26 giugno 2017
Aggiornato 21:00
Prima delle due giornate post-Gran Premio a Sakhir

Hamilton si consola con i test: primo davanti alla Ferrari di... Giovinazzi!

Lewis si riprende nelle prove in Bahrein il comando che gli è sfuggito in gara, nonostante un guaio elettrico al primo giro. Il 23enne pugliese, invece, debutta sulla SF70H ed è subito secondo, mentre Vettel si concentra sui collaudi di gomme

La SF70H di Antonio Giovinazzi rientra ai box in Bahrein
La SF70H di Antonio Giovinazzi rientra ai box in Bahrein (Ferrari)

AL SAKHIR – Frustrazione e grinta: così Lewis Hamilton è riuscito a riportarsi in testa nella prima giornata di test della Formula 1 sullo stesso circuito del Bahrein che domenica scorsa ha visto soccombere la sua Mercedes di fronte agli attacchi della Ferrari di Sebastian Vettel. Proprio come si era conclusa la gara di due giorni fa, anche la sessione di prove di oggi non era cominciata nel migliore dei modi per il campione anglo-caraibico, che già a metà del primo giro d'installazione ha dovuto parcheggiare la sua monoposto a lato della pista, alla curva 10, per colpa di un problema elettrico.
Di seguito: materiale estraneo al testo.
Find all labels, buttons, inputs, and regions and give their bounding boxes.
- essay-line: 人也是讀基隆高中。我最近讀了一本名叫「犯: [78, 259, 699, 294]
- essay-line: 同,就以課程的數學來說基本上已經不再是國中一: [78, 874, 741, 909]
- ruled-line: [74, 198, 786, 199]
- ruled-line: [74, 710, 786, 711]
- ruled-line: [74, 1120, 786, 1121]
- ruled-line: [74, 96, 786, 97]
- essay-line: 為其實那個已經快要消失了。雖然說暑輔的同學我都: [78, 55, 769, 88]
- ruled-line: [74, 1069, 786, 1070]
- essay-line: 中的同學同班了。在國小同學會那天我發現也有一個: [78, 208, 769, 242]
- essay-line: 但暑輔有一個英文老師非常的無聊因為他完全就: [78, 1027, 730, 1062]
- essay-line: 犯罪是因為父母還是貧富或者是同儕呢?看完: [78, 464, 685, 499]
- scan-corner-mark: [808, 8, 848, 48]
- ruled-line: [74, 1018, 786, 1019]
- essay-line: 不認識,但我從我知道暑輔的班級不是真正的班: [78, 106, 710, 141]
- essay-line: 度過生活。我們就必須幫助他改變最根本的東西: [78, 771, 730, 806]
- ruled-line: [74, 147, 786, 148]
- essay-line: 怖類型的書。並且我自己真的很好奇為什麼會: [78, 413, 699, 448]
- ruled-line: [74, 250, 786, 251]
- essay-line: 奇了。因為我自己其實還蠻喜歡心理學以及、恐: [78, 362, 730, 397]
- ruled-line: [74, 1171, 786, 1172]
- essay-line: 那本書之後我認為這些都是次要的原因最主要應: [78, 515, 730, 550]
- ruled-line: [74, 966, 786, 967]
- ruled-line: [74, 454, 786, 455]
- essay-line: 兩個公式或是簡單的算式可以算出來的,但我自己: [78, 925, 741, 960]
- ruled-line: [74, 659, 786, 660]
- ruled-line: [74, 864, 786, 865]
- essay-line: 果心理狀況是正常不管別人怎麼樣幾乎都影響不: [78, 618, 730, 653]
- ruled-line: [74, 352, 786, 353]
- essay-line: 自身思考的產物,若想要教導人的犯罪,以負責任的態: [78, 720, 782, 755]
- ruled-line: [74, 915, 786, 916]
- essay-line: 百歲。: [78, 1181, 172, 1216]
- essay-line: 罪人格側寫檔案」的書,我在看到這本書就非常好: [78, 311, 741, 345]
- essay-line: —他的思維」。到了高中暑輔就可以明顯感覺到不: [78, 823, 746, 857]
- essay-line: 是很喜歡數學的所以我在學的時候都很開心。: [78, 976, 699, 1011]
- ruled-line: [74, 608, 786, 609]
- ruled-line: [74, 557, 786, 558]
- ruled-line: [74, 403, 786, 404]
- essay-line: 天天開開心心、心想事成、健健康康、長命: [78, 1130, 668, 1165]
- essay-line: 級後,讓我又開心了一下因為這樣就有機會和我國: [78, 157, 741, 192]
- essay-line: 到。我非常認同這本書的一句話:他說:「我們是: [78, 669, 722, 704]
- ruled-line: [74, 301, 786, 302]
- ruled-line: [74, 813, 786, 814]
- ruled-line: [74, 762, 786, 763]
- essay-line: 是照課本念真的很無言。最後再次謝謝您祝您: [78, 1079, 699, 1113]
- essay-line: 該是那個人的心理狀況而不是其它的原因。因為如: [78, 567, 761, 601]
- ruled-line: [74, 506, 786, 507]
Ma, dopo un quarto d'ora di interruzione con bandiera rossa per riportare la vettura ai box e un'altra mezz'ora di tempo per ripararla, la Freccia d'argento ha ripreso la via della pista, ed è stata la più veloce di tutte, fermando i cronometri su 1:31.358. Il primato è arrivato nonostante la squadra tedesca non sia andata alla ricerca del tempo sul giro, preferendo invece lavorare sul suo passo gara e sulla gestione delle gomme, ovvero proprio i due elementi sui quali si è dimostrata inferiore alla Rossa nei tre Gran Premi disputati finora, percorrendo nel corso del turno ben 97 giri.

Due Rosse in pista
Hamilton ha chiuso con sei decimi di vantaggio su Antonio Giovinazzi, il collaudatore del Cavallino rampante a cui oggi sono state affidate le prove delle ultime soluzioni aerodinamiche studiate dai tecnici di Maranello. Il 23enne pugliese, tornato in azione dopo le due gare da supplente alla Sauber a inizio stagione, ha fatto il suo debutto assoluto al volante della SF70H, ma è andato forte da subito, chiudendo con un crono di 1:31.984 dopo 93 giri. Al suo fianco la Ferrari ha schierato oggi anche il titolare Sebastian Vettel, ma solo con l'incarico di testare le gomme del prossimo anno, non potendo sviluppare alcuna nuova componente, da regolamento, e alla cieca, quindi senza concentrarsi sui tempi né conoscere le mescole che stava montando. Il capolista iridato è stato fra l'altro vittima di un problema al motore nel pomeriggio, che ha costretto la Pirelli a fargli fare gli straordinari, tenendolo in pista fino alle sette di sera, un'ora in più di tutti i colleghi.

Il collaudatore Giovinazzi, oggi secondo al debutto con la nuova Rossa
Il collaudatore Giovinazzi, oggi secondo al debutto con la nuova Rossa (Ferrari)

Rotture di motore
Daniel Ricciardo, il più veloce di tutti nella mattinata, ha chiuso terzo, a nove decimi, pur riuscendo a compiere solo 45 tornate per colpa dell'esplosione del motore Renault che lo ha costretto a fermare alla curva 1 la sua Red Bull nel pomeriggio: «È semplicemente partito». Guasti anche per la Toro Rosso del debuttante Sean Gelael, bloccata da guai elettrici, e per la solita McLaren, che con il collaudatore Oliver Turvey è finita vittima di una perdita d'acqua dopo appena due giri, che ha costretto i suoi meccanici a sostituire l'ennesimo motore Honda. Le prove riprendono domani, quando la Ferrari affiderà a Sebastian Vettel i collaudi di alcune importanti novità tecniche.